T’es-tu appuyé sur de la documentation pour écrire ton scénario ?
Pas tellement, le contexte est historique et réel, mais je voulais créer une bande dessinée que j’aurais voulu lire quand j’étais jeune.
Je voudrais que cette bande dessinée soit accessible à un public assez large. Qu’elle ne soit pas indigeste et qu’on puisse rentrer dans l’histoire sans faire de politique. Que ça parle plus de la tristesse et du désespoir qu’engendre le combat.
Est-ce que ton récit aurait pu se dérouler dans un autre pays ?
Ce n’est pas pour rien que j’ai choisi la Tchétchénie. Je trouve sidérant les parallèles que l’on peut dresser avec ce qu’il se passe en Ukraine, bien que je n’ai pas de recul pour en parler. La façon dont les forces armées russes ont agi là-bas montre une certaine continuité. Comme le manque de réaction en Europe.
Les seules personnes qui ont vraiment bougé dans ce conflit, ce sont les mères de soldats russes envoyés au front.
Pourquoi as-tu choisi cette couverture avec ce rouge très marquant ?
J’aime bien cette couverture simple. J’en ai plein le dos de ces magnifiques couvertures, qui déçoivent quand on découvre ce qu’il y a à l’intérieur. Je veux que ma couverture donne envie de l’ouvrir, même si on ne l’aime pas. Il fallait qu’elle soit percutante.
Quant aux couleurs de ton récit, comment se fait-il que tu aies choisi ce camaïeu de gris, qui peut parfois être très doux ?
C’est une suggestion de Thierry, mon professeur d’atelier. Au départ, je pensais faire un bouquin uniquement en noir et blanc. Mais il m’a suggéré d’utiliser du gris et d’en faire des nuances. C’était une très bonne piste. Et rester dans des gris me parlait plus avec ce contexte.
La douceur était importante pour cette histoire qui est dure, avec cette horreur en arrière-plan. Je voulais l’habiller, peut-être pour la rendre moins pénible. Mais je suis en train de me demander si je ne dois pas ajouter une autre teinte.
Sais-tu déjà comment tu vas travailler ton dessin ?
Je fais beaucoup de croquis à la main dans un carnet. Mais pour les planches, il n’y a rien à faire, c’est beaucoup plus simple en numérique.
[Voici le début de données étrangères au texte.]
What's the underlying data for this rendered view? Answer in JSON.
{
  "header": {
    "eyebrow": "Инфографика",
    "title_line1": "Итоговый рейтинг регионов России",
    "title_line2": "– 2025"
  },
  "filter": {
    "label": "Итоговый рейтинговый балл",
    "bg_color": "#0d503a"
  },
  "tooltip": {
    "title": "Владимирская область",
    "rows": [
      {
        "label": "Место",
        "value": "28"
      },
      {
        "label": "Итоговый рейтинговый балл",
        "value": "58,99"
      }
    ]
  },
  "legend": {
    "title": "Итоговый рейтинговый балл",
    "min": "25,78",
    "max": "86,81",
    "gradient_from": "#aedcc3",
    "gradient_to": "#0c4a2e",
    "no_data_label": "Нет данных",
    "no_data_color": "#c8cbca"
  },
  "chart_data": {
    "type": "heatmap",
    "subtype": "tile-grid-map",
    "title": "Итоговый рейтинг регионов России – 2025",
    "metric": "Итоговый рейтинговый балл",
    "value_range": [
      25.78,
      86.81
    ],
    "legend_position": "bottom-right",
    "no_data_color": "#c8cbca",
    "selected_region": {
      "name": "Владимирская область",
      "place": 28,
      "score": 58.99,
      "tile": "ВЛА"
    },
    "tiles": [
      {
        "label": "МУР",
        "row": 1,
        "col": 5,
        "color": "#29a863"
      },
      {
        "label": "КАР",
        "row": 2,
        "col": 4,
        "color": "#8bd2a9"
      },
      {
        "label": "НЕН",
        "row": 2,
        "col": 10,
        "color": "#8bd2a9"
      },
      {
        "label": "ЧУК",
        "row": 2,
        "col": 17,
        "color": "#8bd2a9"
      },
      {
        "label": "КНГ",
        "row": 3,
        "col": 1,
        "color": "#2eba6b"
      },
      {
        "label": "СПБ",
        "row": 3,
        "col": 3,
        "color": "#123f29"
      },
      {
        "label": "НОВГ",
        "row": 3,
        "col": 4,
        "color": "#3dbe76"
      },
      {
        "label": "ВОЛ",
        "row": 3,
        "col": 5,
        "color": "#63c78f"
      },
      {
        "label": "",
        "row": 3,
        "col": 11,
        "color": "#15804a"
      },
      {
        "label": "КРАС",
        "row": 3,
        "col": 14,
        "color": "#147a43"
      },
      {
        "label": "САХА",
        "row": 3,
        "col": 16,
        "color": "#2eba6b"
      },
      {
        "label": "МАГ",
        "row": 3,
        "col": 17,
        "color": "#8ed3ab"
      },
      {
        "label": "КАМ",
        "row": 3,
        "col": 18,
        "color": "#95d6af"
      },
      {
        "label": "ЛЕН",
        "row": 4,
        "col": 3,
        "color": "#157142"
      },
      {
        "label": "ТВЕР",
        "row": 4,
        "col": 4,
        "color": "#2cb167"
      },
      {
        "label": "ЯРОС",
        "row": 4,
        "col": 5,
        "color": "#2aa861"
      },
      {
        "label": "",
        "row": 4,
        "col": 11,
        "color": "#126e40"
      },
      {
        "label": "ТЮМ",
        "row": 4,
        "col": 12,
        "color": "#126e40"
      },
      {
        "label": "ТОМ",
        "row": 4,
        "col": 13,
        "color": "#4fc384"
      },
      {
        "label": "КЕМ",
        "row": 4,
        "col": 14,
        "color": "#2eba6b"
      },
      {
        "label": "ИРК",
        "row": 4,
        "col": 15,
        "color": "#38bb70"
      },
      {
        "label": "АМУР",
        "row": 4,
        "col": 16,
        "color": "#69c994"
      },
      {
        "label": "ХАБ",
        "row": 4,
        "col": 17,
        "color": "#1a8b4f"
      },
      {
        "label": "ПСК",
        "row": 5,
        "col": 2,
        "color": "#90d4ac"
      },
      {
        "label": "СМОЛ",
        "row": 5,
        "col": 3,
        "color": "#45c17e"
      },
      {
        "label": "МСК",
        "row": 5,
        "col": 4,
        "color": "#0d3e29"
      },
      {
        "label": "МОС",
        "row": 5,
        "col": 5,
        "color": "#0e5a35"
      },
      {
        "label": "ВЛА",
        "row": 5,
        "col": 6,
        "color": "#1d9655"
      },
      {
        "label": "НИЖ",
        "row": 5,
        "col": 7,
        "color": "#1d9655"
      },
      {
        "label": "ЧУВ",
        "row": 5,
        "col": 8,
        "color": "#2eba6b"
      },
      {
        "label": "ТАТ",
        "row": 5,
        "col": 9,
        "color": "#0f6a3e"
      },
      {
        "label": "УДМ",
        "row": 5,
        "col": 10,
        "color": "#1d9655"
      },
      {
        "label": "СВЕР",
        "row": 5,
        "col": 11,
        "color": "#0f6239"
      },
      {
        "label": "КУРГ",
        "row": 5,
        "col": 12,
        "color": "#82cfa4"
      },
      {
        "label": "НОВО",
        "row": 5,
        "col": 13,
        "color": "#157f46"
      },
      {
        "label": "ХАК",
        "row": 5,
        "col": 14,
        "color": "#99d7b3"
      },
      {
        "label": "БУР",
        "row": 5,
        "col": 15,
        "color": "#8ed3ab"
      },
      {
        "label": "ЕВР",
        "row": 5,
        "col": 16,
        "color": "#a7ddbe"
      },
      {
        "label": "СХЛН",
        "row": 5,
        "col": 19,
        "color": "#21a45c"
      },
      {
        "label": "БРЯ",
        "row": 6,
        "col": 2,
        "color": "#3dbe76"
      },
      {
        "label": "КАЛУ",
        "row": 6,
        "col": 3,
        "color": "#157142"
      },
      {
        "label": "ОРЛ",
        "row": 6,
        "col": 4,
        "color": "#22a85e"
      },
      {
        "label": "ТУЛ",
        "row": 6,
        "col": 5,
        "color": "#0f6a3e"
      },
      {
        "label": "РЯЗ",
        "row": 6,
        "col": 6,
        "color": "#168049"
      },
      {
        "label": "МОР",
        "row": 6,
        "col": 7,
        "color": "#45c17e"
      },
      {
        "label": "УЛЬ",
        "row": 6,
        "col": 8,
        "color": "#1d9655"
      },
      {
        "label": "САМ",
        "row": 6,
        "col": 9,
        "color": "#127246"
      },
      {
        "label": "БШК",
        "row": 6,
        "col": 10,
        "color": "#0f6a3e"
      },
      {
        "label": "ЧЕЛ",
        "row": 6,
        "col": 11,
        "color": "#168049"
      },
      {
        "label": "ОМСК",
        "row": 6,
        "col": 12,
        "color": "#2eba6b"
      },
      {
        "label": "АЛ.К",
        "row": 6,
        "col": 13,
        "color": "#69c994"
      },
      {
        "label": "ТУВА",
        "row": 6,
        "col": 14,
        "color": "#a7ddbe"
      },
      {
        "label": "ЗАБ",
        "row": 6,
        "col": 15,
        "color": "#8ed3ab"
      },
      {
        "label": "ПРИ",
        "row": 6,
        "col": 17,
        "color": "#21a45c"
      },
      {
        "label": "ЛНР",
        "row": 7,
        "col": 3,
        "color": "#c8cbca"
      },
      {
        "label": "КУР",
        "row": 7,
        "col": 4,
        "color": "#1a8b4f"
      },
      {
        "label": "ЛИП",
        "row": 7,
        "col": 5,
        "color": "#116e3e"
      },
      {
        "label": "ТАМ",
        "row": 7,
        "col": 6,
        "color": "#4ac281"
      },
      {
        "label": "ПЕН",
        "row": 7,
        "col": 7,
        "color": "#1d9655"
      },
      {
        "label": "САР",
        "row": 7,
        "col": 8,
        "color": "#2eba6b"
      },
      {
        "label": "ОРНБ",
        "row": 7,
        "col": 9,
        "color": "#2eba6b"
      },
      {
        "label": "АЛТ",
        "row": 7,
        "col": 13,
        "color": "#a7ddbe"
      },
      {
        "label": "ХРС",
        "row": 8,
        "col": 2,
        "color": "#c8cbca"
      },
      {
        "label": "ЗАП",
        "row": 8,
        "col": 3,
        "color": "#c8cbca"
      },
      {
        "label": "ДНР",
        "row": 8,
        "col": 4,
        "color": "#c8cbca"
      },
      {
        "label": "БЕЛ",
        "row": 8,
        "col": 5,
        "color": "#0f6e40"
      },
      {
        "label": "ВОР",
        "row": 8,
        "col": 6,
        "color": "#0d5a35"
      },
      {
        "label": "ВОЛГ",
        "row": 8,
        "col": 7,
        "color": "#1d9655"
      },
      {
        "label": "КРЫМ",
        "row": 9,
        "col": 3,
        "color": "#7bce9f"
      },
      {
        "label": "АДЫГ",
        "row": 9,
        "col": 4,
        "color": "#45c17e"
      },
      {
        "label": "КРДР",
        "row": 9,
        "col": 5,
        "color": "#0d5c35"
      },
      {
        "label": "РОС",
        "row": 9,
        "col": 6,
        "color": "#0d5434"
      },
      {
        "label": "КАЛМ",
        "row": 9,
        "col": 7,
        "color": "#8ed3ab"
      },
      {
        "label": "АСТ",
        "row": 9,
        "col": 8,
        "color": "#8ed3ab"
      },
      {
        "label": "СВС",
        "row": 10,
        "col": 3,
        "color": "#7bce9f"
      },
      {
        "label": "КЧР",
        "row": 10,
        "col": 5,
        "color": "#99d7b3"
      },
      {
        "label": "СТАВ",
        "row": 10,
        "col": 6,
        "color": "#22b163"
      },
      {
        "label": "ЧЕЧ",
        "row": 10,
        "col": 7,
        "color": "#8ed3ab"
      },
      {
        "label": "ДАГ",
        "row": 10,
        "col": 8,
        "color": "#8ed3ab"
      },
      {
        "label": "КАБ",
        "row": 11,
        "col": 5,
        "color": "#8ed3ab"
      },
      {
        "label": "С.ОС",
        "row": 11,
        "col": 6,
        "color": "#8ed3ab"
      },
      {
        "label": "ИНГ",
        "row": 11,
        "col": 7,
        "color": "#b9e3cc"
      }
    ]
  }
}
D’ailleurs j’ai toujours mon carnet avec moi. Et j’espère que ce seront des choses que je pourrai valoriser à l’avenir, si tout va bien. Je dessine quasiment tous les jours dans mon carnet, surtout dans les transports en commun. Comme les conversations silencieuses des gens. Je suis très attaché aux gens. Des portraits ou des détails.
Quel matériel utilises-tu pour travailler tes planches ?
J’ai un Mac Book, offert par ma marraine. Et une petite tablette Duo. D’ailleurs je compte pas mal sur la dotation du prix pour me racheter du matériel. Une chaise également parce que je suis en train de m’abîmer le dos. Je suis toujours un peu voûté quand je travaille.
Tu vas donc signer un contrat. Cette année, ce sera avec Casterman, sais-tu déjà avec qui tu vas travailler ?
Nathalie Van Campenhoudt m’a contacté assez rapidement en juillet, quand j’ai appris que j’avais gagné le Prix Raymond Leblanc. On a échangé des mails et je vais la rencontrer ici au Comic Strip Festival de Bruxelles.
« J’ai besoin d’être accompagné, surtout pour un premier album. Il y a beaucoup d’enjeux surtout avec un grand éditeur comme Casterman. J’ai un peu de pression et je veux faire quelque chose de bien. »
Les autres dossiers présentés au concours ne déméritaient pas du tout.
Sais-tu déjà si une date de sortie est prévue pour ton album ?
Je ne sais pas du tout. Je n’ai pas envie de me donner trop de temps, mais je pense à quelque chose comme deux ans. C’est important si je veux continuer à travailler dans la bande dessinée.
« C’est une première brique, mais il me reste toute la maison à construire. »
Merci beaucoup Antoine Schiffers d’avoir partagé avec nous ces premières impressions.